Na última década, houve ampliação das ações sociais com vistas à redução da pobreza no País. Dentre essas, encontra-se o lançamento do Plano Brasil Sem Miséria (BSM), em 2011, para superar a extrema pobreza (famílias com renda per capita de até R$ 77,00). Esse plano tem como um de seus eixos a inclusão produtiva dessa população, visando dar-lhes condições de acesso ao mundo do trabalho, através do incentivo ao empreendedorismo individual, do acesso ao microcrédito produtivo e da qualificação profissional.

As ações para incentivar o microempreendedor individual (Mei) são realizadas em parceria com o Serviço Brasileiro de Apoio às Micro e Pequenas Empresas (Sebrae), com o intuito de que trabalhadores autônomos inscritos no Cadastro Único de Programas Sociais (famílias com renda per capita de até três salários mínimos) formalizem seus empreendimentos. Também são ofertados cursos para ampliar, aprimorar e fortalecer os seus negócios. De acordo com o Ministério do Desenvolvimento Social e Combate à Fome (MDS), até o mês de abril de 2014, existiam, no País, mais de um milhão de microempreendedores individuais inscritos no Cadastro Único, e, desse total, 406.000 estavam recebendo o Bolsa Família. A maior parte deles localizava-se na Região Sudeste (38,6%) e na Região Nordeste (31,9%), enquanto a Região Sul tinha apenas 12,4% do total, sendo 5,2% no Rio Grande do Sul.

O acesso ao microcrédito produtivo orientado, através do Programa Crescer, objetiva a ampliação e o fortalecimento de pequenos negócios de pessoas inscritas no Cadastro Único e é realizado em parceria com os bancos públicos federais (Banco do Brasil, Caixa Econômica Federal, Banco do Nordeste e Banco da Amazônia). Para esse financiamento, os procedimentos ocorrem sem burocracia, com taxa de juros e de abertura de crédito reduzidas. Mais de dois milhões de famílias extremamente pobres realizaram essas operações. A grande maioria dessas famílias estava localizada na Região Nordeste (90,4%), e uma pequena parcela na Região Sul (0,9%).
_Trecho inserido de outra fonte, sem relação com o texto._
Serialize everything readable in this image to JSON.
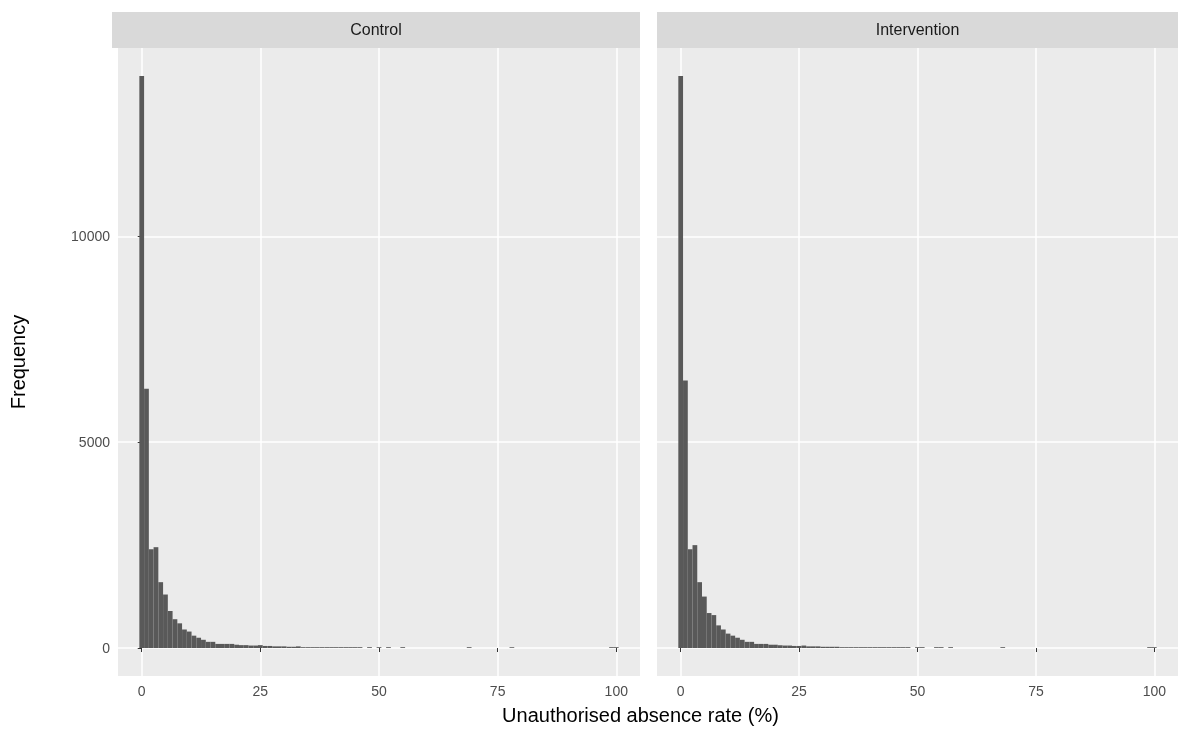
{
  "chart_data": [
    {
      "type": "histogram",
      "title": "Control",
      "xlabel": "Unauthorised absence rate (%)",
      "ylabel": "Frequency",
      "color": "#595959",
      "grid": true,
      "bins": [
        -0.5,
        0.5,
        1.5,
        2.5,
        3.5,
        4.5,
        5.5,
        6.5,
        7.5,
        8.5,
        9.5,
        10.5,
        11.5,
        12.5,
        13.5,
        14.5,
        15.5,
        16.5,
        17.5,
        18.5,
        19.5,
        20.5,
        21.5,
        22.5,
        23.5,
        24.5,
        25.5,
        26.5,
        27.5,
        28.5,
        29.5,
        30.5,
        31.5,
        32.5,
        33.5,
        34.5,
        35.5,
        36.5,
        37.5,
        38.5,
        39.5,
        40.5,
        41.5,
        42.5,
        43.5,
        44.5,
        45.5,
        46.5,
        47.5,
        48.5,
        49.5,
        50.5,
        51.5,
        52.5,
        53.5,
        54.5,
        55.5,
        56.5,
        57.5,
        58.5,
        59.5,
        60.5,
        61.5,
        62.5,
        63.5,
        64.5,
        65.5,
        66.5,
        67.5,
        68.5,
        69.5,
        70.5,
        71.5,
        72.5,
        73.5,
        74.5,
        75.5,
        76.5,
        77.5,
        78.5,
        79.5,
        80.5,
        81.5,
        82.5,
        83.5,
        84.5,
        85.5,
        86.5,
        87.5,
        88.5,
        89.5,
        90.5,
        91.5,
        92.5,
        93.5,
        94.5,
        95.5,
        96.5,
        97.5,
        98.5,
        99.5,
        100.5
      ],
      "values": [
        13900,
        6300,
        2400,
        2450,
        1600,
        1300,
        900,
        700,
        600,
        450,
        400,
        300,
        250,
        200,
        150,
        150,
        100,
        100,
        100,
        100,
        80,
        70,
        70,
        60,
        60,
        70,
        50,
        50,
        40,
        40,
        40,
        30,
        30,
        40,
        20,
        20,
        20,
        20,
        20,
        20,
        20,
        20,
        20,
        20,
        20,
        20,
        20,
        0,
        20,
        0,
        20,
        0,
        20,
        0,
        0,
        20,
        0,
        0,
        0,
        0,
        0,
        0,
        0,
        0,
        0,
        0,
        0,
        0,
        0,
        20,
        0,
        0,
        0,
        0,
        0,
        0,
        0,
        0,
        20,
        0,
        0,
        0,
        0,
        0,
        0,
        0,
        0,
        0,
        0,
        0,
        0,
        0,
        0,
        0,
        0,
        0,
        0,
        0,
        0,
        20,
        20
      ],
      "xlim": [
        -5,
        105
      ],
      "xticks": [
        0,
        25,
        50,
        75,
        100
      ],
      "ylim": [
        -680,
        14580
      ],
      "yticks": [
        0,
        5000,
        10000
      ]
    },
    {
      "type": "histogram",
      "title": "Intervention",
      "color": "#595959",
      "grid": true,
      "tick_labels": "x",
      "bins": [
        -0.5,
        0.5,
        1.5,
        2.5,
        3.5,
        4.5,
        5.5,
        6.5,
        7.5,
        8.5,
        9.5,
        10.5,
        11.5,
        12.5,
        13.5,
        14.5,
        15.5,
        16.5,
        17.5,
        18.5,
        19.5,
        20.5,
        21.5,
        22.5,
        23.5,
        24.5,
        25.5,
        26.5,
        27.5,
        28.5,
        29.5,
        30.5,
        31.5,
        32.5,
        33.5,
        34.5,
        35.5,
        36.5,
        37.5,
        38.5,
        39.5,
        40.5,
        41.5,
        42.5,
        43.5,
        44.5,
        45.5,
        46.5,
        47.5,
        48.5,
        49.5,
        50.5,
        51.5,
        52.5,
        53.5,
        54.5,
        55.5,
        56.5,
        57.5,
        58.5,
        59.5,
        60.5,
        61.5,
        62.5,
        63.5,
        64.5,
        65.5,
        66.5,
        67.5,
        68.5,
        69.5,
        70.5,
        71.5,
        72.5,
        73.5,
        74.5,
        75.5,
        76.5,
        77.5,
        78.5,
        79.5,
        80.5,
        81.5,
        82.5,
        83.5,
        84.5,
        85.5,
        86.5,
        87.5,
        88.5,
        89.5,
        90.5,
        91.5,
        92.5,
        93.5,
        94.5,
        95.5,
        96.5,
        97.5,
        98.5,
        99.5,
        100.5
      ],
      "values": [
        13900,
        6500,
        2400,
        2500,
        1600,
        1250,
        850,
        800,
        550,
        450,
        350,
        300,
        250,
        200,
        150,
        150,
        100,
        100,
        100,
        80,
        80,
        70,
        60,
        60,
        50,
        50,
        60,
        40,
        40,
        40,
        30,
        30,
        30,
        30,
        20,
        20,
        20,
        20,
        20,
        20,
        20,
        20,
        20,
        20,
        20,
        20,
        20,
        20,
        20,
        0,
        20,
        20,
        0,
        0,
        20,
        20,
        0,
        20,
        0,
        0,
        0,
        0,
        0,
        0,
        0,
        0,
        0,
        0,
        20,
        0,
        0,
        0,
        0,
        0,
        0,
        0,
        0,
        0,
        0,
        0,
        0,
        0,
        0,
        0,
        0,
        0,
        0,
        0,
        0,
        0,
        0,
        0,
        0,
        0,
        0,
        0,
        0,
        0,
        0,
        20,
        20
      ],
      "xlim": [
        -5,
        105
      ],
      "xticks": [
        0,
        25,
        50,
        75,
        100
      ],
      "ylim": [
        -680,
        14580
      ],
      "yticks": [
        0,
        5000,
        10000
      ]
    }
  ]
}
A qualificação profissional é realizada através do Programa Nacional de Acesso ao Ensino Técnico e Emprego (Pronatec) Brasil Sem Miséria. Esse programa prevê a oferta gratuita de cursos de Formação Inicial e Continuada (FIC) ou qualificação profissional, com um período mínimo de 160 horas, para os indivíduos com mais de 16 anos, inscritos no Cadastro Único, priorizando aqueles em situação de extrema pobreza, bem como beneficiários do Programa Bolsa Família (PBF) e do Benefício de Prestação Continuada (BPC). Desde a sua criação, em 2011, até setembro de 2014, o Pronatec/BSM efetuou 1.478.000 matrículas no País. O Rio Grande do Sul é o estado que mais disponibilizou matrículas, ou 10,6% do total ofertado.

Promover a inclusão produtiva é um desafio, mas, certamente, o conjunto dessas iniciativas deve melhorar as oportunidades de trabalho para a camada mais pobre da população.